Jakub Zelenka

Name of the Vulnerable Software and Affected Versions: PHP versions up to 8.1.31 PHP versions up to 8.2.27 PHP versions up to 8.3.18 PHP versions up to 8.4.4 php7.4 Description: The issue concerns the Streams HTTP Wrapper in PHP. Recommendations: For PHP versions up to 8.1.31, update to a version later than 8.1.31. For PHP versions up to 8.2.27, update to a version later than 8.2.27. For PHP versions up to 8.3.18, update to a version later than 8.3.18. For PHP versions up to 8.4.4, update to a version later than 8.4.4. For php7.4, consider upgrading to a newer version of PHP.

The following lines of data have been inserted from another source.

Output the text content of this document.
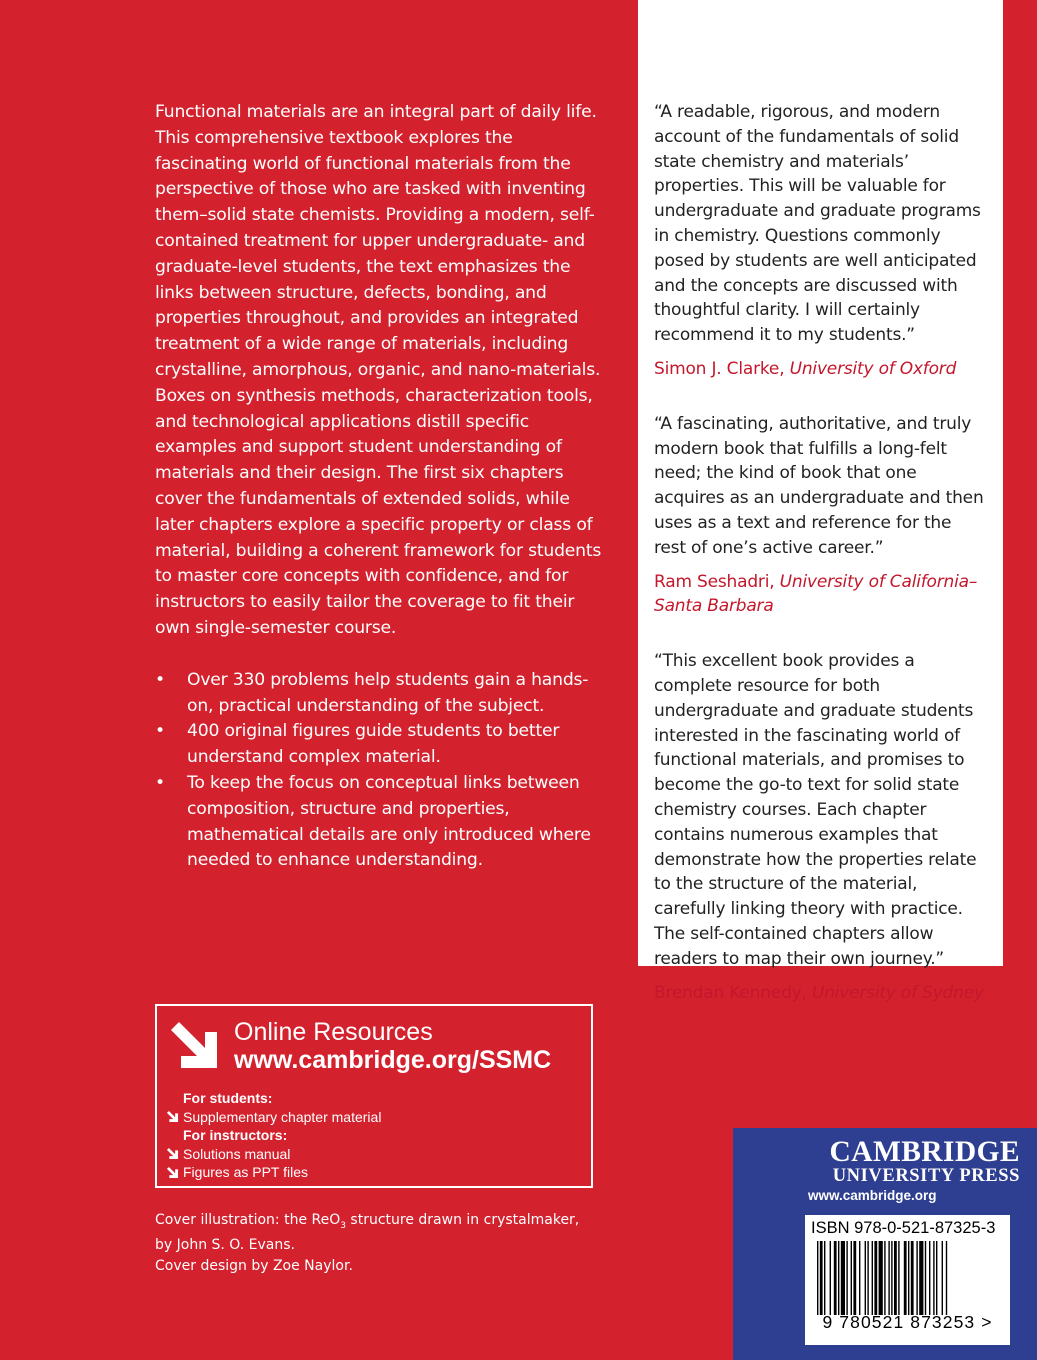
Functional materials are an integral part of daily life. This comprehensive textbook explores the fascinating world of functional materials from the perspective of those who are tasked with inventing them–solid state chemists. Providing a modern, self-contained treatment for upper undergraduate- and graduate-level students, the text emphasizes the links between structure, defects, bonding, and properties throughout, and provides an integrated treatment of a wide range of materials, including crystalline, amorphous, organic, and nano-materials. Boxes on synthesis methods, characterization tools, and technological applications distill specific examples and support student understanding of materials and their design. The first six chapters cover the fundamentals of extended solids, while later chapters explore a specific property or class of material, building a coherent framework for students to master core concepts with confidence, and for instructors to easily tailor the coverage to fit their own single-semester course.

• Over 330 problems help students gain a hands-on, practical understanding of the subject.
• 400 original figures guide students to better understand complex material.
• To keep the focus on conceptual links between composition, structure and properties, mathematical details are only introduced where needed to enhance understanding.

“A readable, rigorous, and modern account of the fundamentals of solid state chemistry and materials’ properties. This will be valuable for undergraduate and graduate programs in chemistry. Questions commonly posed by students are well anticipated and the concepts are discussed with thoughtful clarity. I will certainly recommend it to my students.”

Simon J. Clarke, University of Oxford

“A fascinating, authoritative, and truly modern book that fulfills a long-felt need; the kind of book that one acquires as an undergraduate and then uses as a text and reference for the rest of one’s active career.”

Ram Seshadri, University of California–Santa Barbara

“This excellent book provides a complete resource for both undergraduate and graduate students interested in the fascinating world of functional materials, and promises to become the go-to text for solid state chemistry courses. Each chapter contains numerous examples that demonstrate how the properties relate to the structure of the material, carefully linking theory with practice. The self-contained chapters allow readers to map their own journey.”

Brendan Kennedy, University of Sydney
Online Resources
www.cambridge.org/SSMC
For students:
Supplementary chapter material
For instructors:
Solutions manual
Figures as PPT files
Cover illustration: the ReO$_3$ structure drawn in crystalmaker,
by John S. O. Evans.
Cover design by Zoe Naylor.
CAMBRIDGE
UNIVERSITY PRESS
www.cambridge.org
ISBN 978-0-521-87325-3
9 780521 873253 >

**Name of the Vulnerable Software and Affected Versions** PHP versions 8.1.* through 8.1.31 PHP versions 8.2.* through 8.2.27 PHP versions 8.3.* through 8.3.18 PHP versions 8.4.* through 8.4.4 **Description** The issue is related to the insufficient validation of end-of-line characters in user-supplied headers, which may prevent certain headers from being sent or lead to certain headers being misinterpreted. This can potentially impact the result and lead to denial of service or unexpected issues. The `check has header()` function is specifically mentioned as being related to this issue, where the lack of verification of `r` could lead to misbehavior if only ` ` is used in the header value. **Recommendations** Update to PHP version 8.1.32 or later for versions 8.1.* Update to PHP version 8.2.28 or later for versions 8.2.* Update to PHP version 8.3.19 or later for versions 8.3.* Update to PHP version 8.4.5 or later for versions 8.4.* As a temporary workaround, consider disabling the `check has header()` function until a patch is available. Restrict access to user-supplied headers to minimize the risk of exploitation. Avoid using the `Cookie` header with user-input values until the issue is resolved.

## Vulnerability Report **Name of the Vulnerable Software and Affected Versions** PHP versions 8.1.0 through 8.1.31 PHP versions 8.2.0 through 8.2.27 PHP versions 8.3.0 through 8.3.18 PHP versions 8.4.0 through 8.4.4 PHP 7.4 (Debian) **Description** PHP is an HTML-embedded scripting language commonly used with the Apache HTTP Server. A vulnerability exists in PHP due to a limited location buffer size when parsing HTTP redirects. This can lead to incorrect URL truncation and redirection to a wrong location. **Recommendations** PHP versions 8.1.0 through 8.1.31: Upgrade to version 8.1.32 or later. PHP versions 8.2.0 through 8.2.27: Upgrade to version 8.2.28 or later. PHP versions 8.3.0 through 8.3.18: Upgrade to version 8.3.19 or later. PHP versions 8.4.0 through 8.4.4: Upgrade to version 8.4.5 or later. PHP 7.4 (Debian): Upgrade to a newer version.